I think there is a big difference, experientially, between living in a country with social or political problems, and living in your own country amid social and political problems that you perceive (rightly or wrongly) as not always having existed.
There's a kind of suspension of disbelief that occurs when you're not entirely integrated in a society, either because you don't fully know and appreciate the history of the social environment in which you find yourself, or don't take it as personally as you would in the country you grew up in, or, at the other end of the spectrum, because you don't understand a word that's being said around you. I think as a comer-in you are more able simply to accept without undue judgement what the status quo is. Having infrastructural, cultural or linguistic barriers to do battle with on a daily basis frees you from the burden of considering whether the economic theories underpinning local healthcare delivery are sound, misguided or just plain corrupt, for example.
For people (like me) who are engaged in a long-running conflict between wanting social justice and wanting just to be left alone to work, raise children and grow vegetables half-way successfully, removing yourself from a situation where you are so familiar with the issues that you're in a permanent lather of anger and disappointment can be a great relief and a good life decision.

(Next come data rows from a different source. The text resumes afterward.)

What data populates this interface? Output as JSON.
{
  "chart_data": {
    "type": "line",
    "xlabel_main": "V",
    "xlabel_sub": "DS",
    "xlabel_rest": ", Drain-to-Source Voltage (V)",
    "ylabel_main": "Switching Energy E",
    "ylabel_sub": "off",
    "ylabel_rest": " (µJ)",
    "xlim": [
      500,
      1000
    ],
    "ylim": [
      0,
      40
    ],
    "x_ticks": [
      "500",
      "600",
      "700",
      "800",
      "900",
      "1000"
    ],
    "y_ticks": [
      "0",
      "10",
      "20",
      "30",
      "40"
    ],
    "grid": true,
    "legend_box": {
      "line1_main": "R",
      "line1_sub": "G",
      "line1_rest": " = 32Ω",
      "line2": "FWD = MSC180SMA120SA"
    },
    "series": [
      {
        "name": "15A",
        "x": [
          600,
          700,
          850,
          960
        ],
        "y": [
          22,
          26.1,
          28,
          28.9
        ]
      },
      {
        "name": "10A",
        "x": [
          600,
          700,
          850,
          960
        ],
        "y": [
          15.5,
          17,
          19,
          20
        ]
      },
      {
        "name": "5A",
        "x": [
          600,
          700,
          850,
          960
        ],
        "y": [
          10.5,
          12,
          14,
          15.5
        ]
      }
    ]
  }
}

I agree that Australia has its problems, but I can see why someone who is heartbroken at the changes in their own country could happily enjoy the quality of life a sought-after professional could enjoy there (or indeed most places). I lived in Japan in the 1990s, which certainly had (and has) its problems, but the minimal amount of Japanese I acquired enabled me to focus on temples and bamboo forests and okinomiyaki instead of economic instability. There are worse ways to live.